Ebay is using its clout to try to scare Congress into thinking that any serious attempt to collect state sales taxes from Internet sales will mean the end of small business as we know it.
Sure, it will be a burden on Internet businesses to collect and distribute the sales tax, but only if they keep their thinking firmly planted in the 20th Century. Frankly, I’m ashamed that Ebay, one of the darlings of the so-called Entrepreneurial Dot Com moment in the 1990s, the owner of online payment processing juggernaut Paypal, hasn’t considered this simple scenario:
All it takes to collect and distribute sales taxes are a few databases to hold the pertinent information and a price. Who might have such database power? Maybe Ebay? Ebay could develop an application - a processing system really - that handles all sales tax transactions for their business clients. Any why limit it to Ebay? Ebay could license this system to other Internet vendors, or to any momandpop.com, and probably at a very reasonable price. They could package it with other offerings, perhaps.
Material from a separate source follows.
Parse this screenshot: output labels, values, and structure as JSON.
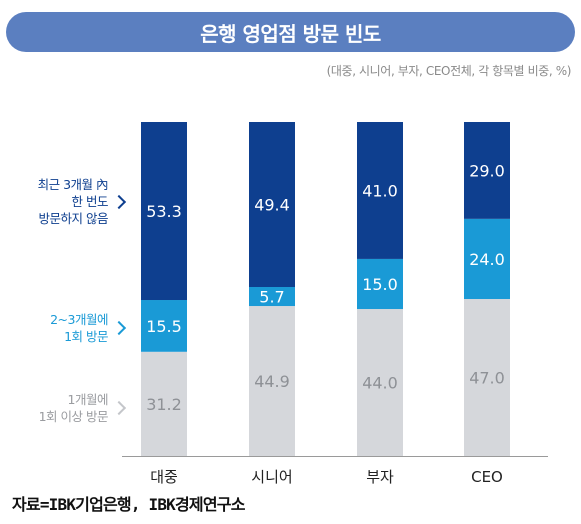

A small fee on top of the collected taxes could pay for the system in much the same way that the major credit card processors charge fees or that Ebay or Paypal charges fees. The fee could be passed on to the customer (probably would be).
The only thing Ebay should be lobbying for is some kind of unified Sales Tax system that covers the entire country, something to streamline rules and processing.
In return, the thousands of Ebay and Internet small businesses would know that they were helping to keep the infrastructure that keeps them in business, open. Just because you ordered that jar on the Internet doesn’t mean it gets shipped on the Internet, does it? Of course not, a delivery driver had to drive on roads paid for with tax dollars.
Oh, and, of course, there’s the Internet itself, which would not have existed without the significant investment of time, talent, and energy of innumerable government workers who saw a military need for a distributed communications system. Internet business would not exist today without the significant investment and support of tax dollars.